If you simply must have every available photography-related app on your iPhone, then SnapBox, an image filtering function, is for you. Everyone else should take a pass.
While playing around with SnapBox in preparation for this review, I was certain something was missing. A button or a hidden menu, perhaps? Nope. SnapBox is simply an app that allows you to choose a photo from your camera roll and then apply an effects-altering filter chosen from a menu.
SnapBox was recently renamed, from PhotoBox previously, but nothing else about the app was updated, unless you count the pop-up advertising for EffectsLab (The pop-up appears when opening the app for the first time. A less-than-scientific study involving reopening the app a handful of times did not reproduce that result).

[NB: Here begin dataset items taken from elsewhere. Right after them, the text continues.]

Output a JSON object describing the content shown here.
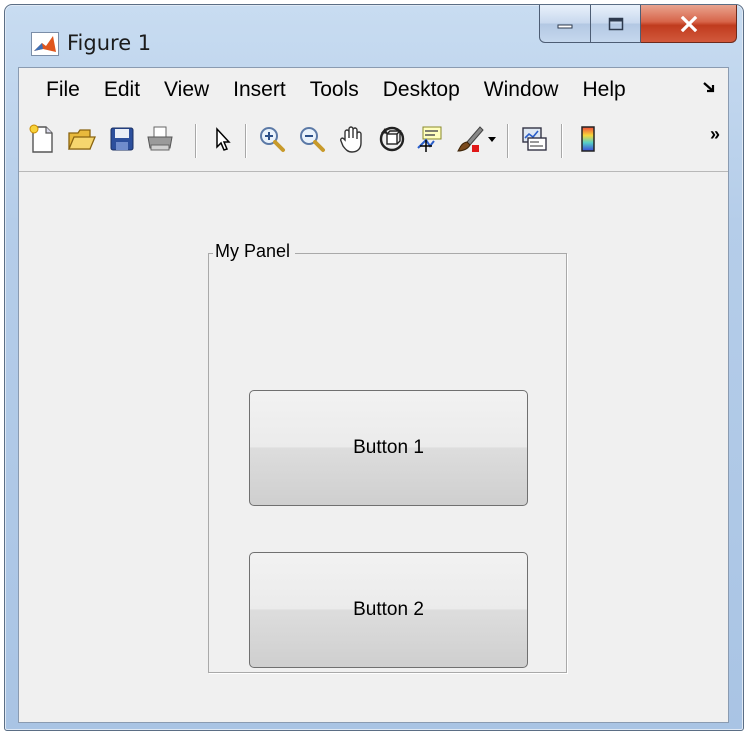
{
  "window": {
    "title": "Figure 1",
    "app_icon": "matlab-figure-icon"
  },
  "caption_buttons": {
    "minimize": "minimize-icon",
    "maximize": "maximize-icon",
    "close": "close-icon"
  },
  "menubar": {
    "items": [
      "File",
      "Edit",
      "View",
      "Insert",
      "Tools",
      "Desktop",
      "Window",
      "Help"
    ],
    "overflow_icon": "menu-overflow-icon"
  },
  "toolbar": {
    "items": [
      "new-figure-icon",
      "open-file-icon",
      "save-figure-icon",
      "print-figure-icon",
      "edit-plot-icon",
      "zoom-in-icon",
      "zoom-out-icon",
      "pan-icon",
      "rotate-3d-icon",
      "data-cursor-icon",
      "brush-icon",
      "brush-dropdown-icon",
      "link-plot-icon",
      "insert-colorbar-icon"
    ],
    "overflow_icon": "toolbar-overflow-icon"
  },
  "panel": {
    "title": "My Panel",
    "buttons": [
      {
        "label": "Button 1"
      },
      {
        "label": "Button 2"
      }
    ]
  }
}
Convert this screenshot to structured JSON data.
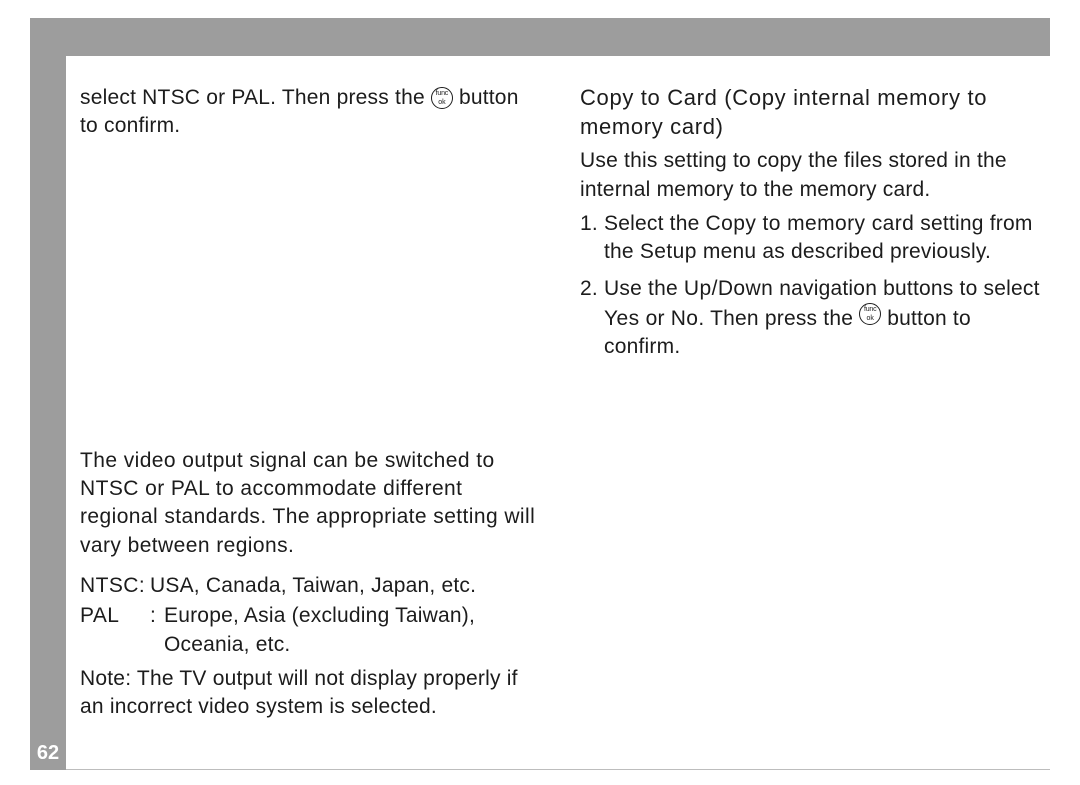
{
  "page_number": "62",
  "left": {
    "intro_a": "select NTSC or PAL. Then press the ",
    "intro_b": " button to confirm.",
    "signal_para": "The video output signal can be switched to NTSC or PAL to accommodate different regional standards. The appropriate setting will vary between regions.",
    "defs": [
      {
        "term": "NTSC:",
        "desc": "USA, Canada, Taiwan, Japan, etc."
      },
      {
        "term": "PAL",
        "colon": ":",
        "desc": "Europe, Asia (excluding Taiwan), Oceania, etc."
      }
    ],
    "note": "Note: The TV output will not display properly if an incorrect video system is selected."
  },
  "right": {
    "heading": "Copy to Card (Copy internal memory to memory card)",
    "sub": "Use this setting to copy the files stored in the internal memory to the memory card.",
    "step1_a": "Select the ",
    "step1_label1": "Copy to memory card",
    "step1_b": " setting from the ",
    "step1_label2": "Setup",
    "step1_c": " menu as described previously.",
    "step2_a": "Use the ",
    "step2_label1": "Up/Down",
    "step2_b": " navigation buttons to select ",
    "step2_label2": "Yes",
    "step2_c": " or ",
    "step2_label3": "No",
    "step2_d": ". Then press the ",
    "step2_e": " button to confirm."
  },
  "button": {
    "top": "func",
    "bot": "ok"
  }
}
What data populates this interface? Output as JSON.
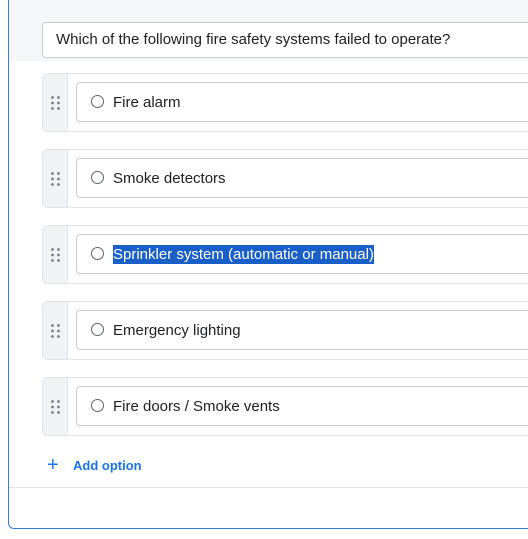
{
  "question": {
    "text": "Which of the following fire safety systems failed to operate?"
  },
  "options": [
    {
      "label": "Fire alarm",
      "selected_text": false
    },
    {
      "label": "Smoke detectors",
      "selected_text": false
    },
    {
      "label": "Sprinkler system (automatic or manual)",
      "selected_text": true
    },
    {
      "label": "Emergency lighting",
      "selected_text": false
    },
    {
      "label": "Fire doors / Smoke vents",
      "selected_text": false
    }
  ],
  "add_option": {
    "label": "Add option",
    "icon": "plus-icon"
  },
  "colors": {
    "card_border": "#3a7bd5",
    "accent": "#1a73e8",
    "selection": "#1a5fc8"
  }
}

The app’s 12 available filters have names that range from aptly descriptive, like “Noir” (black-and-white), to the mildly mysterious, such as “Summer ’69?” and “Hong Kong 1976?” (What does that mean?). These can improve, jazz up or just make slightly weird-looking any photo you’ve got on your phone.
If you take a lot of pictures with your iPhone, you might find SnapBox useful. If not, you may wonder what the heck it is after a few weeks, and delete it.
A few App Store reviewers claimed that SnapBox crashed when they tried to open a photo, but I did not have that experience.
Along with Noir, Summer ’69 and Hong Kong 1976, the app’s other filters include Auto Photo Correction, Cinema, Indie, Nostalgia, Belltown, Lomograph, Polarize, Tweed, Red Flare and Fantasy.